Middle East’s best Islamic project finance house 2026: Standard Chartered Saadiq

Standard Chartered Saadiq’s strength in Islamic project finance is underpinned by its ability to combine global structuring expertise, sustainable finance capabilities and deep experience in Shariah-compliant capital markets.

Through Saadiq, the bank operates one of the most extensive international Islamic banking platforms, spanning the Middle East, Asia and Africa. Its proposition combines dedicated Shariah expertise with wholesale banking capabilities across corporate banking, treasury and capital markets, allowing the bank to support sovereign, corporate and financial institution clients through increasingly sophisticated Islamic financing structures.

A defining feature of Standard Chartered’s performance during the review period was its role in expanding the sustainable Islamic finance market. The bank was active in several landmark green and sustainability-linked sukuk transactions, demonstrating the growing role of Shariah-compliant structures in financing infrastructure, energy transition and long-term corporate investment needs.

Among its most significant transactions was National Central Cooling Company (Tabreed)’s $700 million five-year green sukuk. The transaction, issued in March 2025, represented the first green bond from a pure-play district cooling services provider, with proceeds used exclusively to finance and refinance district cooling assets. Standard Chartered played a central role across the transaction, acting as joint global coordinator, joint lead manager, joint bookrunner, joint green structurer and joint sukuk structurer. The bank also supported the development of Tabreed’s Green Financing Framework and the process of obtaining a second-party opinion from Sustainalytics.

A defining feature of Standard Chartered’s performance during the review period was its role in expanding the sustainable Islamic finance market

The deal highlighted Standard Chartered’s ability to bring together project-linked assets, sustainable finance standards and Islamic capital markets execution. Tabreed achieved its targeted $700 million size, while securing the tightest coupon it had achieved on a sukuk issuance and attracting a diversified base of high-quality investors.

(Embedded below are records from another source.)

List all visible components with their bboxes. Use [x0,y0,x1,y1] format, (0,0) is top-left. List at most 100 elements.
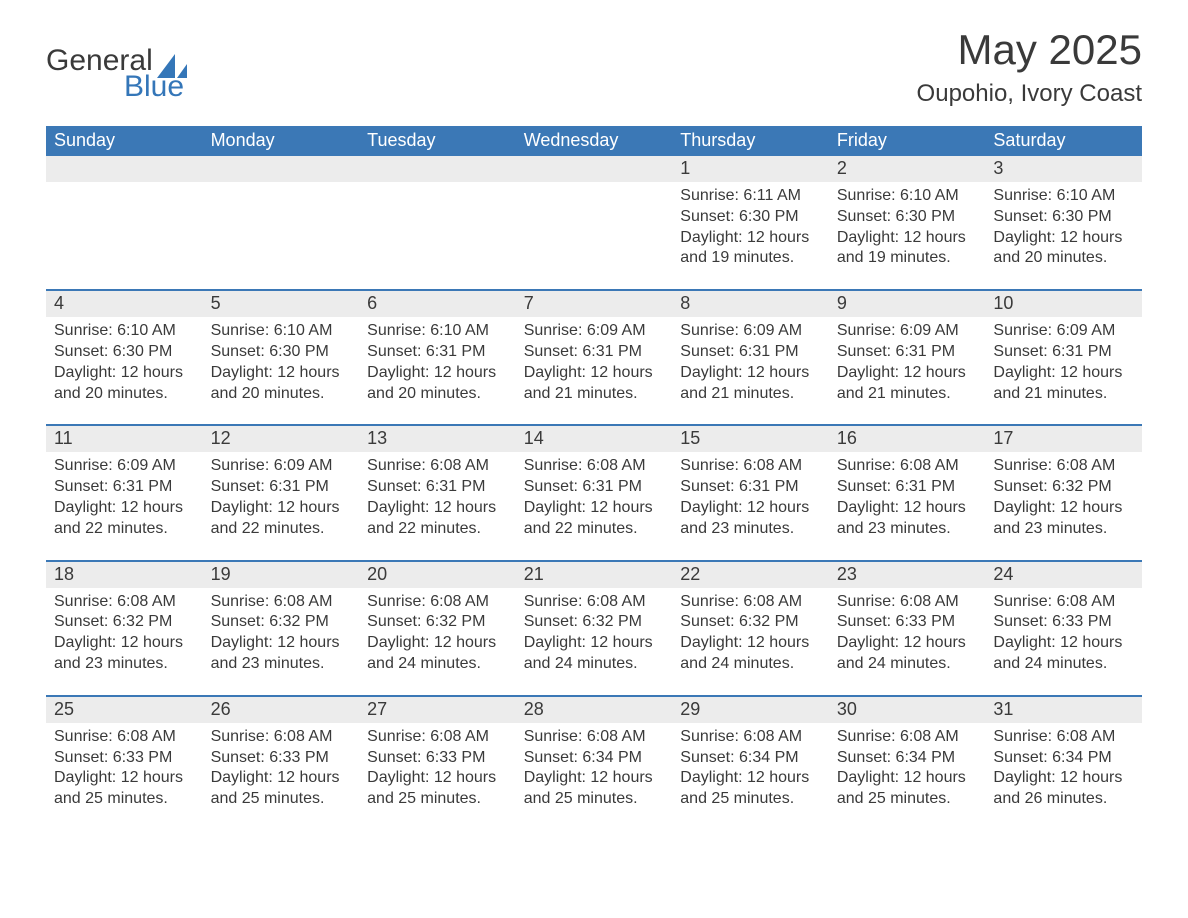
week-row: 25Sunrise: 6:08 AMSunset: 6:33 PMDayligh… [46,695,1142,830]
day-number: 28 [516,697,673,723]
day-info: Sunrise: 6:09 AMSunset: 6:31 PMDaylight:… [829,317,986,404]
day-info: Sunrise: 6:09 AMSunset: 6:31 PMDaylight:… [672,317,829,404]
day-number [46,156,203,182]
day-cell: 5Sunrise: 6:10 AMSunset: 6:30 PMDaylight… [203,291,360,424]
week-row: 18Sunrise: 6:08 AMSunset: 6:32 PMDayligh… [46,560,1142,695]
day-info: Sunrise: 6:08 AMSunset: 6:32 PMDaylight:… [672,588,829,675]
day-header: Friday [829,126,986,156]
day-cell: 20Sunrise: 6:08 AMSunset: 6:32 PMDayligh… [359,562,516,695]
day-info: Sunrise: 6:10 AMSunset: 6:30 PMDaylight:… [203,317,360,404]
day-number [203,156,360,182]
day-cell: 31Sunrise: 6:08 AMSunset: 6:34 PMDayligh… [985,697,1142,830]
day-cell [46,156,203,289]
day-number: 13 [359,426,516,452]
day-info: Sunrise: 6:09 AMSunset: 6:31 PMDaylight:… [46,452,203,539]
day-number [359,156,516,182]
day-cell: 18Sunrise: 6:08 AMSunset: 6:32 PMDayligh… [46,562,203,695]
day-header: Thursday [672,126,829,156]
day-number: 7 [516,291,673,317]
day-info: Sunrise: 6:08 AMSunset: 6:33 PMDaylight:… [359,723,516,810]
day-number: 14 [516,426,673,452]
logo: General Blue [46,44,187,104]
day-info: Sunrise: 6:08 AMSunset: 6:33 PMDaylight:… [829,588,986,675]
day-header: Monday [203,126,360,156]
day-number: 16 [829,426,986,452]
day-cell: 9Sunrise: 6:09 AMSunset: 6:31 PMDaylight… [829,291,986,424]
day-cell [359,156,516,289]
day-cell: 16Sunrise: 6:08 AMSunset: 6:31 PMDayligh… [829,426,986,559]
day-number: 18 [46,562,203,588]
day-number: 26 [203,697,360,723]
day-cell: 2Sunrise: 6:10 AMSunset: 6:30 PMDaylight… [829,156,986,289]
day-info: Sunrise: 6:08 AMSunset: 6:31 PMDaylight:… [829,452,986,539]
day-cell: 26Sunrise: 6:08 AMSunset: 6:33 PMDayligh… [203,697,360,830]
day-number: 5 [203,291,360,317]
day-header: Wednesday [516,126,673,156]
day-cell: 30Sunrise: 6:08 AMSunset: 6:34 PMDayligh… [829,697,986,830]
day-number: 30 [829,697,986,723]
day-cell: 17Sunrise: 6:08 AMSunset: 6:32 PMDayligh… [985,426,1142,559]
day-number: 24 [985,562,1142,588]
location: Oupohio, Ivory Coast [917,80,1142,108]
day-info: Sunrise: 6:10 AMSunset: 6:31 PMDaylight:… [359,317,516,404]
day-number: 10 [985,291,1142,317]
logo-word-blue: Blue [124,70,184,104]
day-cell: 12Sunrise: 6:09 AMSunset: 6:31 PMDayligh… [203,426,360,559]
day-header: Saturday [985,126,1142,156]
day-number: 21 [516,562,673,588]
day-info: Sunrise: 6:08 AMSunset: 6:32 PMDaylight:… [516,588,673,675]
day-number: 3 [985,156,1142,182]
day-info: Sunrise: 6:08 AMSunset: 6:33 PMDaylight:… [46,723,203,810]
day-info: Sunrise: 6:08 AMSunset: 6:34 PMDaylight:… [672,723,829,810]
day-cell: 24Sunrise: 6:08 AMSunset: 6:33 PMDayligh… [985,562,1142,695]
day-info: Sunrise: 6:09 AMSunset: 6:31 PMDaylight:… [203,452,360,539]
day-number: 6 [359,291,516,317]
day-info: Sunrise: 6:08 AMSunset: 6:33 PMDaylight:… [203,723,360,810]
header: General Blue May 2025 Oupohio, Ivory Coa… [46,26,1142,108]
day-cell: 15Sunrise: 6:08 AMSunset: 6:31 PMDayligh… [672,426,829,559]
day-cell: 19Sunrise: 6:08 AMSunset: 6:32 PMDayligh… [203,562,360,695]
day-info: Sunrise: 6:08 AMSunset: 6:32 PMDaylight:… [985,452,1142,539]
day-info: Sunrise: 6:08 AMSunset: 6:32 PMDaylight:… [203,588,360,675]
day-number: 11 [46,426,203,452]
day-header: Sunday [46,126,203,156]
day-cell: 8Sunrise: 6:09 AMSunset: 6:31 PMDaylight… [672,291,829,424]
day-cell: 23Sunrise: 6:08 AMSunset: 6:33 PMDayligh… [829,562,986,695]
day-info: Sunrise: 6:10 AMSunset: 6:30 PMDaylight:… [829,182,986,269]
day-number: 1 [672,156,829,182]
day-cell: 25Sunrise: 6:08 AMSunset: 6:33 PMDayligh… [46,697,203,830]
week-row: 11Sunrise: 6:09 AMSunset: 6:31 PMDayligh… [46,424,1142,559]
day-info: Sunrise: 6:08 AMSunset: 6:31 PMDaylight:… [672,452,829,539]
day-cell: 28Sunrise: 6:08 AMSunset: 6:34 PMDayligh… [516,697,673,830]
day-cell: 10Sunrise: 6:09 AMSunset: 6:31 PMDayligh… [985,291,1142,424]
day-info: Sunrise: 6:11 AMSunset: 6:30 PMDaylight:… [672,182,829,269]
week-row: 1Sunrise: 6:11 AMSunset: 6:30 PMDaylight… [46,156,1142,289]
day-info: Sunrise: 6:08 AMSunset: 6:33 PMDaylight:… [985,588,1142,675]
day-number: 8 [672,291,829,317]
day-cell: 4Sunrise: 6:10 AMSunset: 6:30 PMDaylight… [46,291,203,424]
day-info: Sunrise: 6:09 AMSunset: 6:31 PMDaylight:… [516,317,673,404]
day-info: Sunrise: 6:08 AMSunset: 6:31 PMDaylight:… [516,452,673,539]
day-number [516,156,673,182]
day-cell: 29Sunrise: 6:08 AMSunset: 6:34 PMDayligh… [672,697,829,830]
day-number: 22 [672,562,829,588]
day-number: 23 [829,562,986,588]
day-cell: 1Sunrise: 6:11 AMSunset: 6:30 PMDaylight… [672,156,829,289]
day-cell: 21Sunrise: 6:08 AMSunset: 6:32 PMDayligh… [516,562,673,695]
day-info: Sunrise: 6:08 AMSunset: 6:34 PMDaylight:… [985,723,1142,810]
day-number: 25 [46,697,203,723]
day-cell: 13Sunrise: 6:08 AMSunset: 6:31 PMDayligh… [359,426,516,559]
title-block: May 2025 Oupohio, Ivory Coast [917,26,1142,108]
day-header-row: SundayMondayTuesdayWednesdayThursdayFrid… [46,126,1142,156]
day-number: 20 [359,562,516,588]
week-row: 4Sunrise: 6:10 AMSunset: 6:30 PMDaylight… [46,289,1142,424]
day-info: Sunrise: 6:09 AMSunset: 6:31 PMDaylight:… [985,317,1142,404]
day-cell: 3Sunrise: 6:10 AMSunset: 6:30 PMDaylight… [985,156,1142,289]
day-number: 27 [359,697,516,723]
day-number: 12 [203,426,360,452]
day-info: Sunrise: 6:08 AMSunset: 6:32 PMDaylight:… [46,588,203,675]
day-number: 29 [672,697,829,723]
day-info: Sunrise: 6:08 AMSunset: 6:34 PMDaylight:… [829,723,986,810]
month-title: May 2025 [917,26,1142,74]
day-cell: 27Sunrise: 6:08 AMSunset: 6:33 PMDayligh… [359,697,516,830]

The transaction also reflected the increasing convergence between Islamic finance, infrastructure investment and sustainability. By supporting the development of green sukuk structures linked to real assets, Standard Chartered demonstrated its ability to apply Shariah-compliant financing techniques to sectors requiring long-term capital investment, including sustainable infrastructure.

Beyond sustainable finance, Standard Chartered maintained a leading position in the wider sukuk market. During 2025, the bank arranged major transactions for issuers including the Government of Sharjah, the Government of Ras Al Khaimah, ports operator DP World, real estate developer Majid Al Futtaim and ADNOC Murban, the debt capital markets borrowing and rated entity for Abu Dhabi’s state-owned oil company. These mandates reflected the bank’s ability to execute large, complex transactions across sovereign, quasi-sovereign and corporate sectors.

Supporting these capabilities is Standard Chartered Saadiq’s Shariah governance framework, which combines oversight from an independent committee of international scholars with an in-house Shariah department working alongside product development and origination teams.

By combining sustainable finance expertise, global distribution and Islamic structuring capabilities, Standard Chartered continued to demonstrate how Shariah-compliant finance can support increasingly complex project capital requirements across the Middle East.